How Trombones Work

Please note, I do not play the trombone, and have never actually used one. All this is based on research I have done. If you find anything in here that is blatantly incorrect, please feel free to let me know in a comment and I will fix it ASAP.

Youve probably seen one of these things before. Perhaps in a band, when dozens of happy high school students in pressed uniforms march down a street playing the school anthem. Or maybe in a concert hall, or in a club.

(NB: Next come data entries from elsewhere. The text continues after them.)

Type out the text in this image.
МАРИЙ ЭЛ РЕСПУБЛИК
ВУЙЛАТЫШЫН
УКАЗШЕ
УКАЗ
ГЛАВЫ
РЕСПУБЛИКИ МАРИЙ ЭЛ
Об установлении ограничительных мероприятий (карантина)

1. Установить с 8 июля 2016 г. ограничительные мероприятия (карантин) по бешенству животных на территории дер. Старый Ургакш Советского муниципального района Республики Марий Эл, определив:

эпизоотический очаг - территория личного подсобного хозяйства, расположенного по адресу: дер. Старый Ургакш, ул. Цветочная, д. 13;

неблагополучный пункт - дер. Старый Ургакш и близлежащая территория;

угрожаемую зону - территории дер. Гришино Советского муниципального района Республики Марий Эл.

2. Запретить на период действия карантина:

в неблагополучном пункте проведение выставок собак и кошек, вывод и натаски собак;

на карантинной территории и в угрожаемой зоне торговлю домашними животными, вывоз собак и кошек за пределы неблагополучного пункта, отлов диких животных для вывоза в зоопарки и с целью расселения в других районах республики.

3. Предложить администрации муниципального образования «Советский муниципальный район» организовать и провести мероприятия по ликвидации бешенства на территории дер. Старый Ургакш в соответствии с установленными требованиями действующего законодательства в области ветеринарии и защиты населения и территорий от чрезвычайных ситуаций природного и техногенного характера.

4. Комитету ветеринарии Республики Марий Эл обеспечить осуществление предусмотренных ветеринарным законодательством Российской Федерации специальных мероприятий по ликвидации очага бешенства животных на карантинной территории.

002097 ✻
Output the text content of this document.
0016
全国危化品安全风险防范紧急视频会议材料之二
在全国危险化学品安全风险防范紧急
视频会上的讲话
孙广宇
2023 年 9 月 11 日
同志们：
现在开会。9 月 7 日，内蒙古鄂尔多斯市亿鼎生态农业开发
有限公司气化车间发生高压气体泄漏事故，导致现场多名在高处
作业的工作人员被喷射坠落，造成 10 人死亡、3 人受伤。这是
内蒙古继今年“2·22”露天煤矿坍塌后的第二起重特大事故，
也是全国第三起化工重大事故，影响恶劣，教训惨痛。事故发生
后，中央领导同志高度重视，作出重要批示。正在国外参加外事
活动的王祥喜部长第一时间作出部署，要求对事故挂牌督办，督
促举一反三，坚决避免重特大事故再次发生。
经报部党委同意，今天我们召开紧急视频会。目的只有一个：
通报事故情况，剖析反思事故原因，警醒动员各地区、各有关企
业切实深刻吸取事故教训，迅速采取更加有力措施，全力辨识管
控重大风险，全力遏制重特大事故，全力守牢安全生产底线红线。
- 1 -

But this instrument, the trombone, is one whose workings are not particularly easy to see from the outside.

A trombone is constructed of four basic parts:

  • The mouthpiece – This is wear air enters the the trumpet
  • The tubing The curving tube the goes through to get to the amplifier
  • The slider Part of the tubing, used to change the overall length of the tubing, which changes the pitch.
  • The amplifier Used to make the sound loud enough to be worth the effort of making it.

A trombone, being a brass instrument, gets most of its sound from the buzzing of the trombonists lips.It does not work to simply blow into the mouth piece, the lips actually have to buzz. The first note that a new trombonist will play will, most likely, be what is called the fundamental note on the trumpet. This is the lowest you can go on the trumpet without using the slide.

A trombone has an overtone series. This is a series of notes that are higher then and in harmony with the fundamental note. By tightening his or her lips ever so slightly, the next overtone is produced, which happens to be an octave above the fundamental note. The next note is a major 5th above the previous note. This goes on, and, in a harmonic series, there are generally eight overtones.

This is all very nice, but if that was our only way to change pitch we would be relatively limited in the notes we could make. This is where the slide comes in. The slide is used to lower a pitch by changing the amount of tubing the air has to pass through before it reaches the amplifier (the end of the trombone, where the sound comes out). As we know, little wind and brass instruments, such as the piccolo, tend to maker higher sounds and larger instruments, such as the tuba tend to make a lower sound. In trombones, the slider moves around inside the other tubing to make the overall length longer or shorter. This allows a player to play all notes of the scale, instead of just the ones in the overtone series.

And then, lo and behold, the sound emerges in all of its glorious splendor into the melody (or cacophony) around you. If everything is done right, it will be a nice clear sound that will be pleasant to the ears, and (if you are in one) will contribute to the overall sound produced by the group.

And that, my friends, is the fundamentals of the trombone.